Future Talks

Tristan Horx could be described as a new generation of futurists, if he didn’t personally call for the end of the classic generational models. The speaker and author at the Zukunftsinstitut (Future Institute) deals with the topics of societal change, and is researching what will follow the Gen X Y and Z.

His german or english presentations are about the developments in the fields of Mobility, Digitalisation and the old bogey Globalisation. As an Anthropologist, he sees his job as finding the bridge between creativity and economy within macro-societal questions. As the host of the Zukunftsinstitut’s Podcast “Treffpunkt: Zukunft” he speaks to prominent guests about their utopias and our future.

The End of Generations

Child – Grownup – Pensioner: this is how simple our view of generations is. However this old concept is no longer accurate within our current »Zeitgeist«. There are many more intense life chapters that are relevant for all age groups. The youth is growing up under radically changed circumstances than previous generations.

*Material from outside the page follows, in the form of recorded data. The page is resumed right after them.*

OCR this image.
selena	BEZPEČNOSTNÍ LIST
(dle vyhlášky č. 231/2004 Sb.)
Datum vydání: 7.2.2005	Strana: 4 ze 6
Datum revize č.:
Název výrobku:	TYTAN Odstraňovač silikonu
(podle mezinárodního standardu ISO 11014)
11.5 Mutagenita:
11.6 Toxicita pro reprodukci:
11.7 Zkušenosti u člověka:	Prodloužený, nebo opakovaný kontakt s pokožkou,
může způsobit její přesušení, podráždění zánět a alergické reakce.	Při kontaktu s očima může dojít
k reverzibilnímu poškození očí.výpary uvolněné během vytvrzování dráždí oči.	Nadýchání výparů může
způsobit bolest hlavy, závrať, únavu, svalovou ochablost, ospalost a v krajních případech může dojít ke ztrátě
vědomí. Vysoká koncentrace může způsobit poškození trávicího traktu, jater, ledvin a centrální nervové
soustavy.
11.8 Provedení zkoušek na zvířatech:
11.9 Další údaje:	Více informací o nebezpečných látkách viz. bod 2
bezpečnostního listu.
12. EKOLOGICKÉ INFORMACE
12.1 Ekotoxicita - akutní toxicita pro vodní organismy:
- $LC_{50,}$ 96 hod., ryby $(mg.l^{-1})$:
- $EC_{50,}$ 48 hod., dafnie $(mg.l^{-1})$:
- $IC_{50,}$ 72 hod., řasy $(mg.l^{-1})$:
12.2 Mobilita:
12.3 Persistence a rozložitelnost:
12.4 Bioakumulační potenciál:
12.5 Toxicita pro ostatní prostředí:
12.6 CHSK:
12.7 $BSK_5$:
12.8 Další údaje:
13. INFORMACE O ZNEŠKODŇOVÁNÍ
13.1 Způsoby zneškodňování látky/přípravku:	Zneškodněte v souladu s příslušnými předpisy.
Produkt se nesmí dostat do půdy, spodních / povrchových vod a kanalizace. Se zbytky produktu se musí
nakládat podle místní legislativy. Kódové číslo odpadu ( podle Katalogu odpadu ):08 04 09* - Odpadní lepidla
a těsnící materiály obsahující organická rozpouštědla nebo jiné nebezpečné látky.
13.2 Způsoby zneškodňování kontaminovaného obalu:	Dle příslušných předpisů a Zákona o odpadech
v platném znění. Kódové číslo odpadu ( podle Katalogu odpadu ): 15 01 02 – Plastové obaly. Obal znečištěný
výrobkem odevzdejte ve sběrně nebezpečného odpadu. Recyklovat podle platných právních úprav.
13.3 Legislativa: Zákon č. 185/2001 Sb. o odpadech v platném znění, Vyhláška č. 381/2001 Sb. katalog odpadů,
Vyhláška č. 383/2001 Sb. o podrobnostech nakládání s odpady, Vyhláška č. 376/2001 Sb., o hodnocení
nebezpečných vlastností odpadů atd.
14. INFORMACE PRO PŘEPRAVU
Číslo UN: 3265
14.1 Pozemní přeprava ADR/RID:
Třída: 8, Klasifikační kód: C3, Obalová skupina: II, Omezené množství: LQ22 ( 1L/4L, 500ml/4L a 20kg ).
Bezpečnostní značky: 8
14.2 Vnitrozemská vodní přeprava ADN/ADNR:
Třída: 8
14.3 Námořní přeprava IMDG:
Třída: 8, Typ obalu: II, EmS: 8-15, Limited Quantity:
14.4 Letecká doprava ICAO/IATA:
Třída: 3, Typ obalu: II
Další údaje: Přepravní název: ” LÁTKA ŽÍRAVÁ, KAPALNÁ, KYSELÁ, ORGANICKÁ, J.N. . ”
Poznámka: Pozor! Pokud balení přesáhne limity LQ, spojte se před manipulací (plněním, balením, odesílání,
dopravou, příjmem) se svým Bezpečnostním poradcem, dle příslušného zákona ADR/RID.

This development has a profound impact on our society, and especially for companies and marketing. What happens after Gen X Y Z? Can we grasp these even current generations with our classic models? And what happens, when a generation grows up entirely digital? This speech highlights the questions and offers answers to the generational complexities that all companies and societies must face in the future.

Poly-Mobility

The assumption, that the globalised world means more and more people will use airplanes in a linear fashion was wrong. The classic concept of the automobile in its current form has a date of expiration. Thanks to the internet and its democratisation of information, mobility has changed drastically and taken on new forms – within the digital and analog world. Platforms like AirBnB and Uber have leveraged entire industries and proven, that fragile, unadaptive mobility entrepreneurs must be ready for a world of change. A polymobile world requires polymobile concepts instead of the old-fashioned ideas of quick cars and “always late” trains.

This speech focuses on the future of mobility and will heighten your senses for its needs and requirements.

From the Global Village to the Global City

Refugees, catastrophes, war, conflict – one third of people associate globalisation with these doomsday phrases. An impression is fostered, that everything is getting constantly worse. But let us leave hysteria out of the picture and try a reality check – importantly not a naive one, of course globalisation is full of challenges within the local and global realm. It becomes important to understand these two termini not as dichotomies, but look for a synthesis of the two.

This speech highlights the local and the global, their interactions and its only possible final form: »GloCalisation« – the defining trend of a evermore connected world.